Based on a popular novel by Ben Ames Williams (who also wrote Leave Her to Heaven), The Strange Woman is a costume drama, and a downbeat thing, told in a fairly straightforward style. It's similar to Rossellini's Europa 51 in many ways, but whereas Rossellini seemed to have some specific underlying themes in mind, Ulmer doesn't. Usually this approach worked well in Ulmer's low-budget films, but The Strange Woman appears to have needed something a bit more -- or less.
Yet it's still a very interesting movie, thanks to a few brief Ulmer flourishes, but thanks mostly to Lamarr's astounding screen presence; many considered her the most beautiful woman ever to appear in movies. Watching her here, it's hard to think of anyone else who might deserve that title.
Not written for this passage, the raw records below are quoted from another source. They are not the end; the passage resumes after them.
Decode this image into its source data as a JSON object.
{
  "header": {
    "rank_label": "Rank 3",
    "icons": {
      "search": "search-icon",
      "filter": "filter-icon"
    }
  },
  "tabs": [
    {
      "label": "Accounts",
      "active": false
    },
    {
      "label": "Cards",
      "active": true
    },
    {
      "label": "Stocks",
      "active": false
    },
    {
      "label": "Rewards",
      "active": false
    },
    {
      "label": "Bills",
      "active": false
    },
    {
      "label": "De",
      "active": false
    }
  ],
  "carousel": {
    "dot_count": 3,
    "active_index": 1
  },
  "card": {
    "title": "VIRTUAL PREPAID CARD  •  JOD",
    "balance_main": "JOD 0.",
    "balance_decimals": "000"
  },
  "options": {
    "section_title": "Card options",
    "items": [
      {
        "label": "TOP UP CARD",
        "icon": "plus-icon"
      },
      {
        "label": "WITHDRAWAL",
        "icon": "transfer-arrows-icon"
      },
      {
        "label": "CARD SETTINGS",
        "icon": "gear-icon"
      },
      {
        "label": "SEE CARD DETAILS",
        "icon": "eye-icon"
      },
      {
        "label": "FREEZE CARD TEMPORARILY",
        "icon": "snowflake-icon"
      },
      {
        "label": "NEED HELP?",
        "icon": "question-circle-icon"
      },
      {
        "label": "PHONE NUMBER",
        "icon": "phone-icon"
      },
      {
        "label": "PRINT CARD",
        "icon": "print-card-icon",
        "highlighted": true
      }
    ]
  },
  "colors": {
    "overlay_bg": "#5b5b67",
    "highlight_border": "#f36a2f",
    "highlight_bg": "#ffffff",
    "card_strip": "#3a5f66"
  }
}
She plays Jenny Hager, a self-serving girl whose father is a helpless drunk. In the early 1800s in Bangor, Maine, she grows to womanhood knowing how to use her majestic beauty to influence men and get the things she wants and needs. First off, she marries a wealthy, and much older merchant, Isaiah Poster (Gene Lockhart). She seals the deal by showing him her bare shoulder, marked up by her father's supposed abuse. She uses this time, and his money, to become a benefactor to the town, helping others in need and bolstering her own reputation and standing.
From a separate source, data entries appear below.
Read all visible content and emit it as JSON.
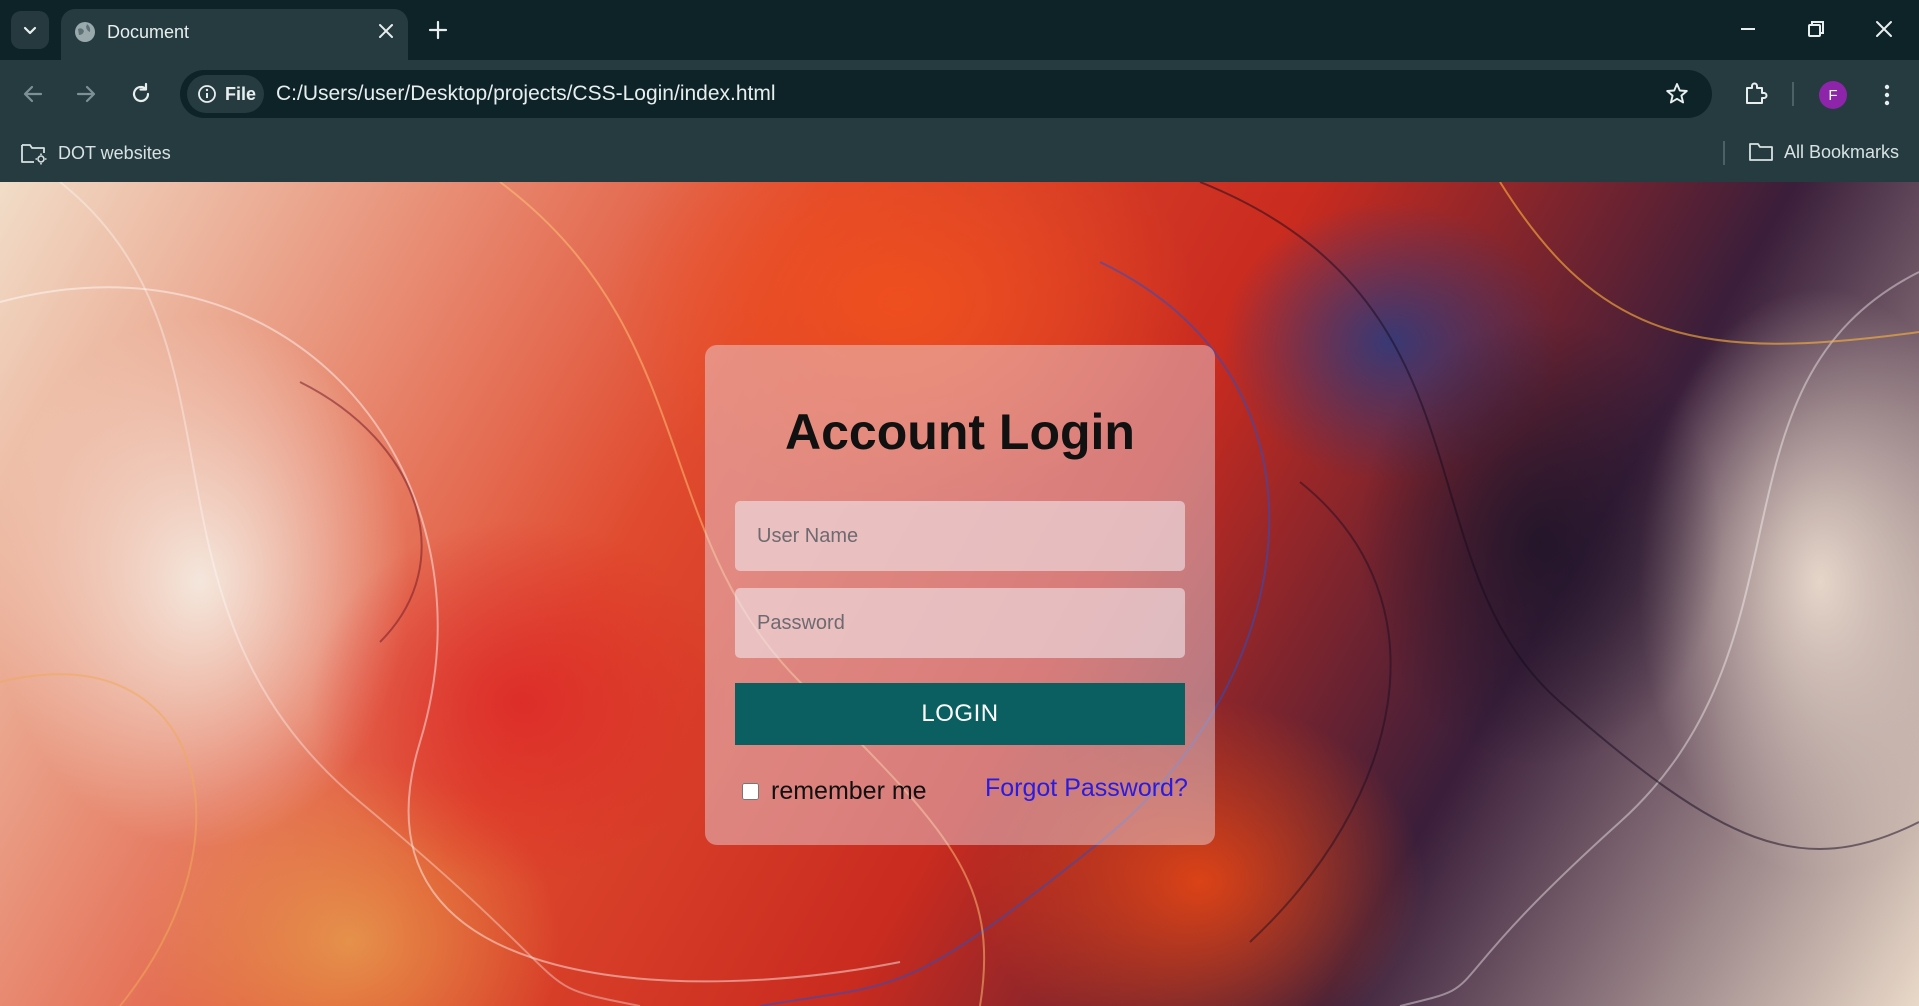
{
  "browser": {
    "tab": {
      "title": "Document"
    },
    "address": {
      "scheme_chip": "File",
      "url": "C:/Users/user/Desktop/projects/CSS-Login/index.html"
    },
    "profile_initial": "F",
    "bookmarks": {
      "left": "DOT websites",
      "right": "All Bookmarks"
    }
  },
  "login": {
    "title": "Account Login",
    "username_placeholder": "User Name",
    "password_placeholder": "Password",
    "submit_label": "LOGIN",
    "remember_label": "remember me",
    "forgot_label": "Forgot Password?"
  },
  "colors": {
    "chrome_dark": "#0d2328",
    "chrome_mid": "#253b40",
    "login_button": "#0b5f60",
    "link": "#2a1be0",
    "avatar": "#8e24aa"
  }
}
Isaiah happens to be the father of a boy that Jenny grew up with; she bullied him, but also wants him, and he is helplessly under her power. She writes teasing letters to him as his "mother," threatening not to kiss him goodnight if he's bad. The son, Ephraim (Louis Hayward), comes home, even though he could have traveled the world. The sexual tension between Ephraim and Jenny grows until an "accident" occurs.
Unfortunately for Ephraim, Jenny's attention has already wandered elsewhere, to the strapping head of her father's lumber business, John Evered (George Sanders). Jenny arranges another accident (she causes the horses to run away), wherein she and John are stranded alone in a thunderstorm. In Ulmer's best moment, when a lightning bolt sets a tree afire, it causes their passion to likewise enflame, and they kiss.
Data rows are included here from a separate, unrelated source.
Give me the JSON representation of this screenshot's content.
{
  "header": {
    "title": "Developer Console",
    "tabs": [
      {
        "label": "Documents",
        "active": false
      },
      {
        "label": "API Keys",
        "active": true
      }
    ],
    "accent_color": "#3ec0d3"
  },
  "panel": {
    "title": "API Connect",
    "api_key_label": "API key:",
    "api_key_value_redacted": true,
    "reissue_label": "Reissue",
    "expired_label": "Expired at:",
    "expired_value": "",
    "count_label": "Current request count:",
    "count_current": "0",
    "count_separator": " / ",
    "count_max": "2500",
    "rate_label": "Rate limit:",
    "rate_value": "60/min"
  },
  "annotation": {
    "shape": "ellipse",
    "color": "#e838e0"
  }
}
But of course, things go badly for Jenny and John, when it turns out that Jenny can't have kids; this is extremely important to John and his family, as we hear in several lines of dialogue. Things climax when Jenny goes to church and a traveling orator wearing Davy Crockett clothes gives a speech about "The Strange Woman," a purely evil woman, and seems to be directing it at Jenny.
One of Ulmer's recurring themes, according to Michael Grost's excellent long article on Ulmer, is that characters do not often get to spend time in their own homes. This happens once, when John and Jenny spend the night in the thunderstorm, and again, later when John comments that Jenny's inherited house does not feel like "home" to him, but these seem like small moments in the larger picture.
It's hard to like this movie much, mainly since it's such an unrelenting downer about such a horrible character, but it's also hard to hate it because of Ulmer's undaunted talent, and because of Lamarr's pure, intoxicating power. In the end, I found myself more eager to press onward than I was to give up.
Even though The Strange Woman is in the public domain and can be streamed for free from just about anywhere (or purchased on cheap DVDs), Film Chest Media Group has released a new restored high-def DVD edition for 2014. The picture quality is much sharper and clearer than you might expect, although film scratches and other drops are still evident. There are no extras, other than chapter selections.